Hair Salon Owner Found Beauty in $30 Million African Art

08:49 | 11/10/2014

Myron Kunin had an eye for beauty. He built his parents’ department store hair salons in Minneapolis into a global company that included Supercuts, Vidal Sassoon and Jean-Louis David.

Kunin, the founder of Regis Corp. who died last year at 85, also amassed a collection of African art valued at $20 million to $30 million that Sotheby’s will auction Nov. 11 in New York, the biggest estimate ever for an African art sale in the U.S.
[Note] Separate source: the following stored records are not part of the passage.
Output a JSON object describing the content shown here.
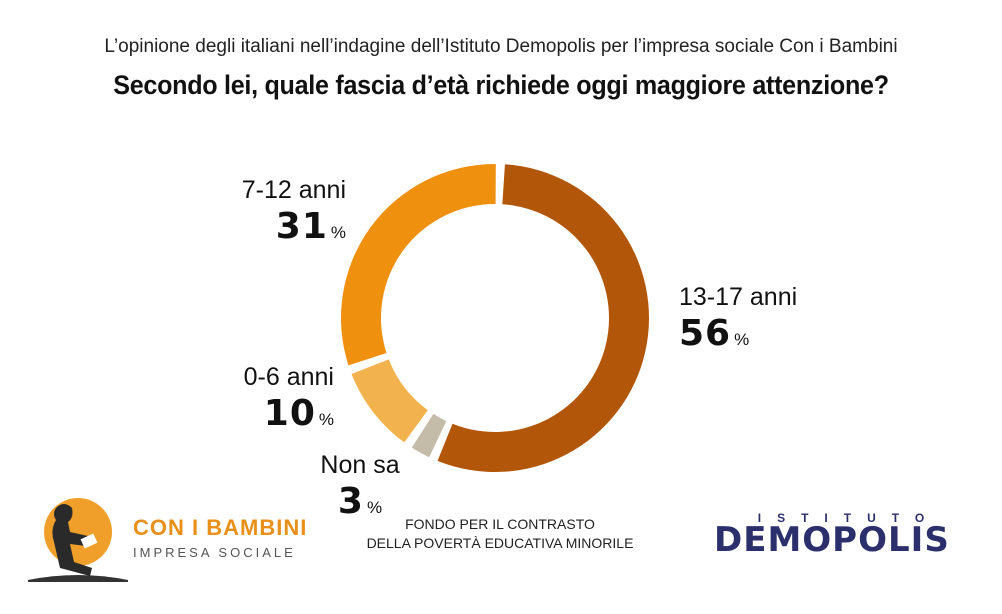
{
  "subtitle": "L’opinione degli italiani nell’indagine dell’Istituto Demopolis per l’impresa sociale Con i Bambini",
  "title": "Secondo lei, quale fascia d’età richiede oggi maggiore attenzione?",
  "chart_data": {
    "type": "pie",
    "variant": "donut",
    "slices": [
      {
        "label": "13-17 anni",
        "value": 56,
        "unit": "%",
        "color": "#b2560a"
      },
      {
        "label": "Non sa",
        "value": 3,
        "unit": "%",
        "color": "#c5bba9"
      },
      {
        "label": "0-6 anni",
        "value": 10,
        "unit": "%",
        "color": "#f2b24d"
      },
      {
        "label": "7-12 anni",
        "value": 31,
        "unit": "%",
        "color": "#ef900f"
      }
    ]
  },
  "logos": {
    "con_i_bambini": {
      "name": "CON I BAMBINI",
      "sub": "IMPRESA SOCIALE"
    },
    "fondo": {
      "line1": "FONDO PER IL CONTRASTO",
      "line2": "DELLA POVERTÀ EDUCATIVA MINORILE"
    },
    "demopolis": {
      "top": "ISTITUTO",
      "name": "DEMOPOLIS"
    }
  },
  "colors": {
    "brand_orange": "#e8901a",
    "demopolis_blue": "#2b2f6b"
  }
}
Works include a statue previously owned by Pablo Picasso and an Ivory Coast figure estimated at more than $5 million. The most expensive work of tribal art at auction was a Fang mask from Gabon that sold for 5.9 million euros ($7.6 million) at Drouot auction house in France in 2006.

Prices for African and Oceanic art have surged with the rally in art markets, boosted by new buyers including contemporary-art collectors, the Louvre Abu Dhabi and members of the royal family of Qatar. Sotheby’s sales in this category were up 14 percent to $41.7 million in 2013 as the number of buyers grew by 71 percent from the previous year, the New York-based auction house said. During the first half this year, about half of bidders in the African art auctions were new, Sotheby’s said.

Source: Sotheby’s via Bloomberg
Baule Portrait Mask of Moya Yanso.

“It’s the only field aside from contemporary art where you have a great number of masterpieces still in private hands,” said Heinrich Schweizer, head of Sotheby’s African and Oceanic Art department. “You can buy a great piece for about $1 million and a very, very good piece for $100,000.”

10,000 Salons

Kunin, who expanded Regis into a publicly traded business that now owns or licenses 10,000 salons, also collected American art, European Old Masters, and Russian and 19th-century paintings. Many of the artworks were displayed throughout the nine-story headquarters of the Minneapolis-based company, including in some employees’ offices, Schweizer said.

“He told me, ‘This way ensures I see all of my employees,’” Schweizer said.

In 1958, Kunin bought his parents’ small group of department store-based salons, which began as a barber shop by his Russian immigrant father, and changed the name to Regis. He expanded into free-standing stores in shopping malls and later made acquisitions in the United Kingdom and Europe, according to the company. Regis reported revenue of $1.9 billion for the 12 months ended June 30. Kunin was chief executive officer until 1996 and vice chairman until 2008.

Circular Ears

Kunin began collecting tribal art in the 1980s, snapping up pre-19th century art from sub-Saharan Africa and the Pacific Islands. The top lot at Sotheby’s is the Senufo Female Statue (Deble), an Ivory Coast figure with a disproportionally long torso, short legs and circular ears. The work had been exhibited in U.S. museums including the Museum of Modern Art’s 1984 show “Primitivism in 20th Century Art: Affinity of the Tribal and the Modern.”

The work once belonged to William Rubin, MoMA’s late director of painting and sculpture. In 1991, it became the first African sculpture to sell for more than $1 million. The buyer, French-born, American artist Arman, sold the work to Kunin for about $2 million in 1998, Schweizer said. It’s expected to fetch more than $5 million at Sotheby’s.

“It’s an object of devotion, like Saint Mary,” Schweizer said. “Sculptures like these were displayed in sacred groves. They represented primordial ancestors.”

Paris Preview

Artists have been among early collectors of tribal art.

“All great names between 1905 and late 1930s -- Matisse, Picasso, Breton -- were influenced by this art and they collected it,” said Bernard de Grunne, a Brussels-based dealer specializing in tribal art.

A Congolese figure of a woman with three cone-like breasts from the Kunin collection had once belonged to Picasso, according to Sotheby’s. It’s valued at $300,000 to $500,000, Schweizer said.

Sotheby’s preview of the Kunin collection in Paris runs through Sept. 22, coinciding with the city’s 27th Biennale des Antiquaires at the Grand Palais, where tribal art will be on view.

New York art dealer Dominique Levy teamed up with de Grunne to show works by Rene Magritte, Joan Miro, Andy Warhol and Lucio Fontana alongside seven African and Oceanic art pieces in a booth designed by architect Peter Marino.

One work in the Levy show is a 1,000-year-old, life-size figure of a Soninke man from Mali that evokes Alberto Giacometti’s narrow, elongated sculptures. Only three such figures are known to exist, de Grunne said. The asking price is about 2 million euros ($2.6 million).

Louvre Abu Dhabi owns a smaller 13th century Soninke figure from Mali, according to its website. The work fetched $530,000 at Sotheby’s in 2009.

“These sculptures are incredibly beautiful,” de Grunne said. “They are sacred objects. They are made of wood. There’s nothing like it in contemporary art.”